Extended Data Figure 6.

a,HFD decreased acetate, butyrate, and propionate concentration, whereas iso-Valeric acid and Valeric acid increased in stool samples from K-ras^G12Dint mice and littermate controls (ND: LSL-K-ras^G12D/+ controls n=6, K-ras^G12Dint mice n=8; HFD: LSL-K-ras^G12D/+ controls n=7, K-ras^G12Dint mice n=11). P-values were determined by one-way ANOVA and adjusted for the number of comparisons with the Bonferroni method. Error bars indicate s.e.m. *P ≤ 0.05, **P ≤ 0.001, ***P ≤ 0.0001. b, SCFA concentrations of small intestinal (LSL-K-ras^G12D/+ controls n=4, K-ras^G12Dint mice n=4) and colonic samples (LSL-K-ras^G12D/+ controls n=3, K-ras^G12Dint mice n=5) from K-ras^G12Dint and control littermates on HFD supplemented with arabinogalactan. P-values were determined by one-way ANOVA followed by Bonferroni’s multiple comparison test.
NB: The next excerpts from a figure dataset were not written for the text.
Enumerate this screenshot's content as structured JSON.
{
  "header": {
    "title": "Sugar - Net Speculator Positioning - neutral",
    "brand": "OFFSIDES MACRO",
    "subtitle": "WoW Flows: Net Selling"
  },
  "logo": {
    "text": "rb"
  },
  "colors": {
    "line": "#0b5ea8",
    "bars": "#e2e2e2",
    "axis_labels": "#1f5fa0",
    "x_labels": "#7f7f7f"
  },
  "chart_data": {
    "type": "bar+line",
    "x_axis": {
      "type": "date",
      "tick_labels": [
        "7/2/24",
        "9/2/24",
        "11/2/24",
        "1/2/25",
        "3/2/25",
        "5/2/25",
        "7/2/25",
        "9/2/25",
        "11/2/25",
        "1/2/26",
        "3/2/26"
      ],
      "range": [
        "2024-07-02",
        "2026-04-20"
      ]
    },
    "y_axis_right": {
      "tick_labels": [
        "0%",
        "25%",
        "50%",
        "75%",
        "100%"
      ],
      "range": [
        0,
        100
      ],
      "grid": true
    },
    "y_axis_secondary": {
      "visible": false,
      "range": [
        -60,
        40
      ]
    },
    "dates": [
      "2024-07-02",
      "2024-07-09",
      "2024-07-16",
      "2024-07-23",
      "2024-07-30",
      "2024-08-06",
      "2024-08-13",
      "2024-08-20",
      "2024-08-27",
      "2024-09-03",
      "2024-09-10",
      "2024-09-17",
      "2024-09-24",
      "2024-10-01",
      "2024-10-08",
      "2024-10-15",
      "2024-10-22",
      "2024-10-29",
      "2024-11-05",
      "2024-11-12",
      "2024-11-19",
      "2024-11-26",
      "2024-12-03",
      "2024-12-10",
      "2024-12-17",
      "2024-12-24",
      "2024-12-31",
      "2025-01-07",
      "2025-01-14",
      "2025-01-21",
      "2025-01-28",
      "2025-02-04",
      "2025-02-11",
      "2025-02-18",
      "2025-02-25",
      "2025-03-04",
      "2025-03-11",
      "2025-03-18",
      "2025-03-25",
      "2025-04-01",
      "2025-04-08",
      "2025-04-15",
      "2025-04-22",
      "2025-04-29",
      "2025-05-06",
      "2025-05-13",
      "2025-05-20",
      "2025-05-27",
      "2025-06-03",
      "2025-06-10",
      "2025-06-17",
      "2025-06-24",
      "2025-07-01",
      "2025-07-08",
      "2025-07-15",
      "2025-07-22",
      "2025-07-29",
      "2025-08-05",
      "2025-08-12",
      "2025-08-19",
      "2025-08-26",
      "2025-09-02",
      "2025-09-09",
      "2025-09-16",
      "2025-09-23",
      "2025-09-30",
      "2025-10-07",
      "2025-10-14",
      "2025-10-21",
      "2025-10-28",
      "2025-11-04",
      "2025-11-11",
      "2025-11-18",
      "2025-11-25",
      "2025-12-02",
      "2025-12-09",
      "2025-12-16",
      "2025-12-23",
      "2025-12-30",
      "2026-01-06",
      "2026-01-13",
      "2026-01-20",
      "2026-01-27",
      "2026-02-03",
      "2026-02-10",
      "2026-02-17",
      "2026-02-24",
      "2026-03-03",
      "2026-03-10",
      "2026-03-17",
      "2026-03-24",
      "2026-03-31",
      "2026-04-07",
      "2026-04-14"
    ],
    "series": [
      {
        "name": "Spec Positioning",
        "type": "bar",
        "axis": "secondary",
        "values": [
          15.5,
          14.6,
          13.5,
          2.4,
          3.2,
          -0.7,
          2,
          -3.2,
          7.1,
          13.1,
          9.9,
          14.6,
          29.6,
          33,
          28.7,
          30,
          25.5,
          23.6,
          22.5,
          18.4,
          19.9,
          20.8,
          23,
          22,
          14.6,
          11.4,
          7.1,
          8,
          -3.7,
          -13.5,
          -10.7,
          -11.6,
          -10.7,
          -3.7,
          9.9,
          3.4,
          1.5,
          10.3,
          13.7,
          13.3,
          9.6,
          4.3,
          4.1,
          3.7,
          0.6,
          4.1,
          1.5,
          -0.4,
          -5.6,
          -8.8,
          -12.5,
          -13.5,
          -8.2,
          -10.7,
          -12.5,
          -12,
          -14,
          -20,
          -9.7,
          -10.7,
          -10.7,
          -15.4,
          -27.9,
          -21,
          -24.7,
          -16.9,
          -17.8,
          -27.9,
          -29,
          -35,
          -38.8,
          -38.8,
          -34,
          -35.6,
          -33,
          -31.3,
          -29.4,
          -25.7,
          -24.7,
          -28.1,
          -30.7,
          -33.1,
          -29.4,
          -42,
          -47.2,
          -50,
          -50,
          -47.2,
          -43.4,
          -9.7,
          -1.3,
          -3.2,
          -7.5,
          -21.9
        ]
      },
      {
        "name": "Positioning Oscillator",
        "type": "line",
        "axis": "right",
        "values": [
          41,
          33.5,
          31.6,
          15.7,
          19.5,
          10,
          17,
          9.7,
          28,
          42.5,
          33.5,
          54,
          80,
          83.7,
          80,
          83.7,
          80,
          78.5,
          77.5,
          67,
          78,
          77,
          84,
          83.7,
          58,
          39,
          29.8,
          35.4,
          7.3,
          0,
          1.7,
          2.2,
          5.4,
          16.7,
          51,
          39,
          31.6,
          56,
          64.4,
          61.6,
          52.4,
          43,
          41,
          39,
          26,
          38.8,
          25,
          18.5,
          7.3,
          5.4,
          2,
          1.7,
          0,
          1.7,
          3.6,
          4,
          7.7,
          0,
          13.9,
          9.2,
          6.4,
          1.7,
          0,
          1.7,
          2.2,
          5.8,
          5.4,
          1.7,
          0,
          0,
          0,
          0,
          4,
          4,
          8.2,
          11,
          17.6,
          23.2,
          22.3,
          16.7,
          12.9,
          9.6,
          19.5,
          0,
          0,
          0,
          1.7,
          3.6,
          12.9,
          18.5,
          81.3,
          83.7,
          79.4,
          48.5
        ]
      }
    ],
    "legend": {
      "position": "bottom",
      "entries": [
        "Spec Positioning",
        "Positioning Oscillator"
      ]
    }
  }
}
Error bars indicate s.e.m. *P ≤ 0.05, **P ≤ 0.001, ***P ≤ 0.0001. c, FACS analysis of cells from lamina propria (LP) and mesenteric lymph nodes (MLN) revealed compromised DC recruitment and decreased surface antigen presentation on HFD following supplementation with GOS. (HFD: LSL-K-ras^G12D/+ controls n=2, K-ras^G12Dint mice n=2; HFD+GOS: LSL-K-ras^G12D/+ controls n=5, K-ras^G12Dint mice n=3). P-values were determined by one-way ANOVA and adjusted for the number of comparisons with the Bonferroni method. Error bars indicate s.e.m. The differences were not significant.